Neither Out Far Nor in Deep Stanza 3

By Robert Frost

Stanza 3

Lines 9-10

The land may vary more;
But wherever the truth may be-- 

  • In these lines, we're finally getting down to it. We've watched a bunch of people staring out at a ship at sea, and we've watched a lone gull standing on the shore. Now we can try to figure out why. 
  • Lines 9-10 tell us that the land varies a lot, compared to the sea. Which, you know, true. After all, there are all different types of landscapes, plus hills and valleys and mountains and trees and so on. But the sea? Well, that's pretty much water water everywhere.
  • But then things get a little weird. The speaker dumps a Big Idea right in our laps: the truth. And "wherever [it] may be" apparently has something to do with the land and the sea. 
  • Let's break this down a bit. When we think of truth, we think of things that are steady, unchanging. Things that don't "vary."
  • So maybe the speaker is suggesting that we seek truth by looking at things like the sea, which "vary" less than the land.
  • But. And this is a big "but": there's literally a "but" at the beginning of line 10. Which means maybe we've been barking up the wrong truth tree by looking at the sea.
  • To be honest, we here at Shmoop think we're wading knee deep into the waters of ambiguity here, so before we jump to conclusions, let's jump to the end of the poem…

Lines 11-12

The water comes ashore,
And the people look at the sea. 

  • Lines 11-12 blend the land and the sea even more than lines 9-10 did. 
  • We have to remember that these lines are actually enjambed with the lines above. So really this should read, "But wherever the truth may be / The water comes ashore / And the people look at the sea." 
  • Hmm. That's interesting. It sounds like Truth-with-a-capital-T has something to do with the water and shore coming together.
  • Which makes a certain amount of sense. Maybe these people are looking for truth in the sea, but in order to do so, they've got to have their feet planted firmly on the sand. 
  • Notice how in the first stanza, the speaker made the land and sea appear as two very different things, with the people "turning their back on the land." But here in the third stanza, we're seeing a bit more balance between land and sea, continuing the themes we saw towards the end of the second stanza. 
  • Perhaps then the speaker is encouraging us to imagine "truth seeking" in a way that's also balanced. Maybe looking "one way" and looking "all day" isn't the best way to find that elusive truth. 
  • Maybe the land and sea really aren't all that different, but we tend to fixate on the sea because it appears to look more constant, unchanging (and therefore more truthful, supposedly) on the surface. But that doesn't necessarily mean that the sea contains anymore truth than the land.
  • Instead, with the water coming ashore, we're meant to consider truth as something that can be found on land as well, not just out in the sea.

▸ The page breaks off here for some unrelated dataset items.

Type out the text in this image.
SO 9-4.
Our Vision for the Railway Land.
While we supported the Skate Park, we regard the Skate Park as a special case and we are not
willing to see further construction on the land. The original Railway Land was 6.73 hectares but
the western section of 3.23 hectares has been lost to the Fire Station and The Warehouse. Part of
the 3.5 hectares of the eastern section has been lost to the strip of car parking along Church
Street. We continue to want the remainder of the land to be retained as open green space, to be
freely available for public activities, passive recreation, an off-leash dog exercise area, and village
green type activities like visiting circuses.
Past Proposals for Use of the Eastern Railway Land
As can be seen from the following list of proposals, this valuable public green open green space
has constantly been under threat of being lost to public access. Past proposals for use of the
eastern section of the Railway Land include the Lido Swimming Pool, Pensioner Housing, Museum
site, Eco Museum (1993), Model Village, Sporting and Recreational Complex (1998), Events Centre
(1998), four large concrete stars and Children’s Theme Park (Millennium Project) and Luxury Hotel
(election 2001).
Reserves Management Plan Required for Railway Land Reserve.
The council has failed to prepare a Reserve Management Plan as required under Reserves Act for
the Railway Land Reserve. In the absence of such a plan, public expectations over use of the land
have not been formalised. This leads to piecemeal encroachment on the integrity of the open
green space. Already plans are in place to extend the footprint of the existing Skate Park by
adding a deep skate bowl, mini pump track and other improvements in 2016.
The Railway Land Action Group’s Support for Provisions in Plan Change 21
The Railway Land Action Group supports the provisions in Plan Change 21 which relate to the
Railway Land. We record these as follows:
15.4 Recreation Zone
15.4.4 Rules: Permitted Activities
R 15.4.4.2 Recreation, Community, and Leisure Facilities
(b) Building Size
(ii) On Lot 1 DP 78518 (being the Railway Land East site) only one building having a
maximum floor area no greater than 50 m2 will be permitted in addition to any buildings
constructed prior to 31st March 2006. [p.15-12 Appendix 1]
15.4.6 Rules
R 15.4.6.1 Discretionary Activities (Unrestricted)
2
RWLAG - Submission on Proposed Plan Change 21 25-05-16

After all, line 11 tells us that the water comes "ashore." And if the water is the source for all those mysterious truths, perhaps the truth is closer than we may think. Hey, maybe it's right beneath our feet.
  • Alternatively, maybe the speaker is pointing out that we're no more likely to find truth on land than we are in the sea.
  • Remember—there's a lot of ambiguity going on here, so we're going to have to get comfortable with multiple possible interpretations. 
  • And yet, where are the people always looking? You guessed it, "the sea." So there's definitely a bit of folly in the fact that while the people are looking for the truth "out there," the speaker is pointing out that the truth might be right in front of our nose, or on land in this case.